Background Rheumatoid arthritis (RA) treatment has changed considerably over the last decade with the introduction of biologics and target synthetic non-conventional DMARDs. In spite of algorithms about when to begin using these drugs, data about when to stop them are scant.
Objectives To assess the length of remission in patients with RA who had to discontinue a biological or a non-conventional DMARD because a clinical trial ended, and to compare survival remission curves.
Methods A prospective cohort study of RA patients assembled at the time of their last dose of any of the following drugs: tocilizumab subcutaneous (TCZ-SC), TCZ intravenous (TCZ-IV), or targeted synthetic oral drugs (tsDMARDs) tofacitnib or baricitinib p.o. All patients were in RA remission (DAS-28 <2.6 and absence of swollen joints). Patients were followed at our clinic in the following way: 1) each patient had a structured telephone interview based on the COPCORD questionnaire every eight weeks by a senior medical student; 2) each patient was instructed to communicate with our center immediately if they were experiencing swollen joints, and 3) All patients had in-office assessments with the same rheumatologists every four months. The primary outcome was RA relapse, defined as the time (months) when the patient presented at least one swollen joint. Survival remission curves were calculated per type of drug (TCZ vs. tsDMARDs) and per route of administration (PO, SC or IV). A Long Rank Test was used to assess differences among survival curves and p<0.05 was considered significant. A Cox analysis was used to assess baseline predictors for relapse times.

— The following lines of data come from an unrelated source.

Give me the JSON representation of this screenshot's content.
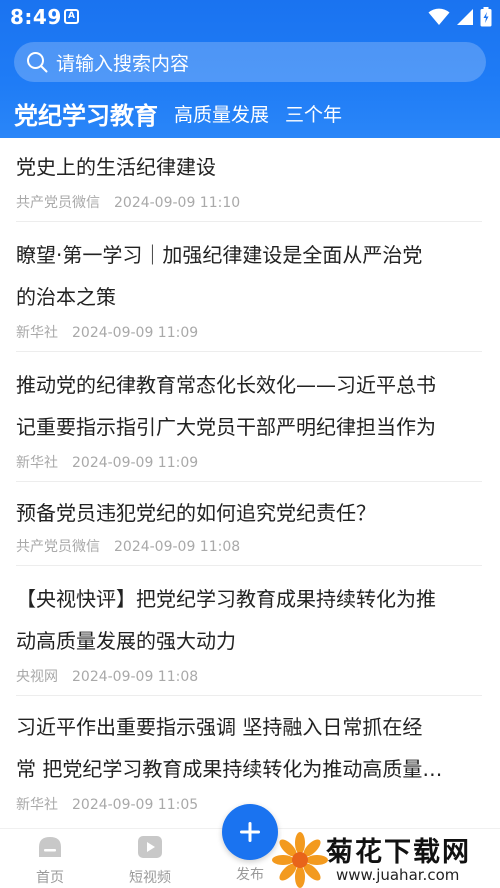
{
  "status_bar": {
    "time": "8:49",
    "app_icon": "A"
  },
  "search": {
    "placeholder": "请输入搜索内容"
  },
  "channels": {
    "main": "党纪学习教育",
    "tabs": [
      "高质量发展",
      "三个年"
    ]
  },
  "articles": [
    {
      "title_lines": [
        "党史上的生活纪律建设"
      ],
      "source": "共产党员微信",
      "time": "2024-09-09 11:10"
    },
    {
      "title_lines": [
        "瞭望·第一学习｜加强纪律建设是全面从严治党",
        "的治本之策"
      ],
      "source": "新华社",
      "time": "2024-09-09 11:09"
    },
    {
      "title_lines": [
        "推动党的纪律教育常态化长效化——习近平总书",
        "记重要指示指引广大党员干部严明纪律担当作为"
      ],
      "source": "新华社",
      "time": "2024-09-09 11:09"
    },
    {
      "title_lines": [
        "预备党员违犯党纪的如何追究党纪责任？"
      ],
      "source": "共产党员微信",
      "time": "2024-09-09 11:08"
    },
    {
      "title_lines": [
        "【央视快评】把党纪学习教育成果持续转化为推",
        "动高质量发展的强大动力"
      ],
      "source": "央视网",
      "time": "2024-09-09 11:08"
    },
    {
      "title_lines": [
        "习近平作出重要指示强调 坚持融入日常抓在经",
        "常 把党纪学习教育成果持续转化为推动高质量…"
      ],
      "source": "新华社",
      "time": "2024-09-09 11:05"
    }
  ],
  "tabbar": {
    "home": "首页",
    "video": "短视频",
    "publish": "发布"
  },
  "watermark": {
    "title": "菊花下载网",
    "url": "www.juahar.com"
  },
  "colors": {
    "brand_blue": "#1a73f0",
    "title_text": "#222222",
    "meta_text": "#a9a9a9"
  },
  "icons": [
    "search-icon",
    "wifi-icon",
    "signal-icon",
    "battery-icon",
    "home-icon",
    "video-icon",
    "plus-icon",
    "chrysanthemum-logo"
  ]
}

Results 99 patients were included, 88% female, with a mean age of 47±13 years. Sixty patients were treated with TCZ-IV, 18 with TCZ-SC and 21 with tsDMARDs-PO. Over the following 165 person-years, 27 (27%) remained in RA remission and 73% developed flare-ups (9 months was the median period for a flare-up). There were no significant differences among the three types of administration (IV, SC, and PO) or between the two classes of drugs (biological vs. tsDMARD). None of the baseline variables were significant as predictors of flare-ups.
Conclusions Long-term clinical remission is possible in a number of patients with RA after suspending a biological or non-conventional DMARD. This feature has also been reported with other biological agents, but not with tsDMARDs. Additional data are required to support recommendations for discontinuing a biological agent after achieving remission.